SURABAYA : Pernahkah kamu berpikir tentang kondisi empat dekade ke depan?, teknologi semakin canggih, hidupmu sudah mapan dan menikmati hari tua. Atau berharap hidup akan lebih mudah. Sayangya tidak, pada saat bersamaan kamu mungkin tengah dihadapkan pada kelangkaan bahan pangan dan harus "berperang" untuk segenggam beras.
Bukan karena tidak mampu membeli beras, tapi karena tidak ada lagi petani yang memproduksi padi. Kelangkaan bahan pangan memang telah diprediksi banyak orang. Ini bisa dilihat sekarang, dengan semakin jarangnya generasi muda yang berminat jadi petani.
Badan Perencanaan Pembangunan Nasional (Bappenas) bahkan memprediksi, petani bakal jadi profesi yang hilang pada 2063.
“Mungkin pada 2063 tidak ada lagi yang berprofesi sebagai petani,” kata Plt Direktur Pembangunan Daerah Kementerian PPN/Bappenas Mia Amalia pada kesempatan lalu.

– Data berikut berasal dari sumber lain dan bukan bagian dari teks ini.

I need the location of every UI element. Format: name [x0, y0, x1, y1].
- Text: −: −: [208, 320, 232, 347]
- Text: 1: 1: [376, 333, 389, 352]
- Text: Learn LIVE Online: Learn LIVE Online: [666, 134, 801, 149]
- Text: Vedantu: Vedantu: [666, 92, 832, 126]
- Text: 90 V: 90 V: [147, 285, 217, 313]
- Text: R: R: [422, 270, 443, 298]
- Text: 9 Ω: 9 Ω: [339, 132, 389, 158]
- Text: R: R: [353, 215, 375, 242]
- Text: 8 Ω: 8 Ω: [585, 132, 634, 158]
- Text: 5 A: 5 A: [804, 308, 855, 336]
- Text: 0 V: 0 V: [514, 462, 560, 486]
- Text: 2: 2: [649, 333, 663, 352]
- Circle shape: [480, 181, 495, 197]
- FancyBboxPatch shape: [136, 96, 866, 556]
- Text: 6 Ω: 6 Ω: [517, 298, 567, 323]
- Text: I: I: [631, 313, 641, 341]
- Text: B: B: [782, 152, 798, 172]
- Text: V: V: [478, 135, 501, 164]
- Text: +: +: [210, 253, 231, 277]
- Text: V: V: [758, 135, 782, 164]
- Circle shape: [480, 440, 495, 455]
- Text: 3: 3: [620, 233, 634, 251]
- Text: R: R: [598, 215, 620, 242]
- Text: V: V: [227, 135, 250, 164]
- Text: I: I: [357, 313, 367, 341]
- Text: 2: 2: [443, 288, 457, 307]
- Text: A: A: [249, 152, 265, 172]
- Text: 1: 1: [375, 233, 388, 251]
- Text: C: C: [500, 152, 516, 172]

Saat itu, mungkin kenangan bahwa Indonesia pernah menjadi negeri agraris sudah tidak berbekas. Padahal, petani pernah menjadi profesi yang cukup diminati di negeri ini dengan presentase mencapai 65,8 persen dari total populasi pada 1976.
Kondisi itu berbanding terbalik sekarang. Berdasarkan Badan Pusat Statistik (BPS) mencatat, jumlah petani yang tersisa di Indonesia pada 2019 hanya tersisa 28 persen. Angka ini tentu saja bakal terus berkurang.
Lalu apa yang menjadi penyebabnya? Ada banyak faktor.
1. Bukan Profesi Menjanjikan
Jika kamu bertanya tentang cita-cita anak seumuranmu atau adik-adikmu tentu cita-cita menjadi petani tentu akan menjadi pilihan yang kesekian, atau bahkan tak pernah terpikirkan.
Faktanya, petani bukan profesi menjanjikan dan banyak anak muda yang lebih meminati sektor selain pertanian sebagai penghidupan. Apalagi di era teknologi dan media sosial saat ini.
Sebagai contoh, pekerja di sektor jasa yang pada 1976 sebesar 23,57 persen pada 1976 menjadi 48,9 persen pada 2019. Alasan kenaikan jumlah ini sederhana, bayaran di sektor jasa lebih menjanjikan ketimbang menjadi petani.
2. Berkurangnya Lahan
Alasan lain yang membuat jumlah petani semakin berkurang adalah berkurangnya lahan hijau. Ladang dan sawah potensial tidak sedikit yang berubah menjadi perumahan, pabrik, kebun sawit, dan lain-lain, lantaran petani tergiur memperoleh easy money yang besar dengan menjual lahannya.
Salah satunya seperti yang terjadi di salah satu desa Tuban beberapa waktu lalu. Ratusan hektar lahan subur mereka direlakan untuk perusahaan minyak asing. Mereka pun menjadi miliader mendadak dan langsung memborong mobil.
Alih fungsi lahan ini tentu saja tidak murni kesalahan petani. Akan tetapi regulasi yang kurang tepat terhadap alih fungsi tersebut, anggapan bahwa menjadi petani nggak menjanjikan kekayaan, dan keinginan petani untuk mengubah nasib menjadi beberapa hal yang membuat petani merelakan lahannya dimiliki orang.
3. Perubahan Iklim
Petani adalah profesi yang berisiko. Kenapa demikian, faktanya mereka tidak hanya cuma terhimpit regulasi yang buruk dan harga jual yang rendah, mereka juga terkendala perubahan iklim. Cuaca yang semakin sulit diprediksi memengaruhi cara menanam, sehingga bertani pun jadi semakin sulit dilakukan.
Data Food Sustainability Index yang dikeluarkan tim Economist EIU dan Barilla Center for Food and Nutrition membuktikan bahwa Indonesia hanya ada di peringkat ke-60 dalam bidang keberlangsungan sistem pangan. Angka ini jauh di bawah Etiopia yang ada peringkat ke-27.
Untuk diketahui, Etiopia merupakan negara yang mengalami masalah pangan yang sangat parah. Sedangkan Indonesia sebagai negera agraris justru nasib para petani makin "mengenaskan".
Kendati pertanian modern mulai banyak diaplikasikan di negeri ini, tanpa lahan yang cukup dan regulasi yang baik, sampai kapan pun petani tidak akan jadi profesi yang menjanjikan.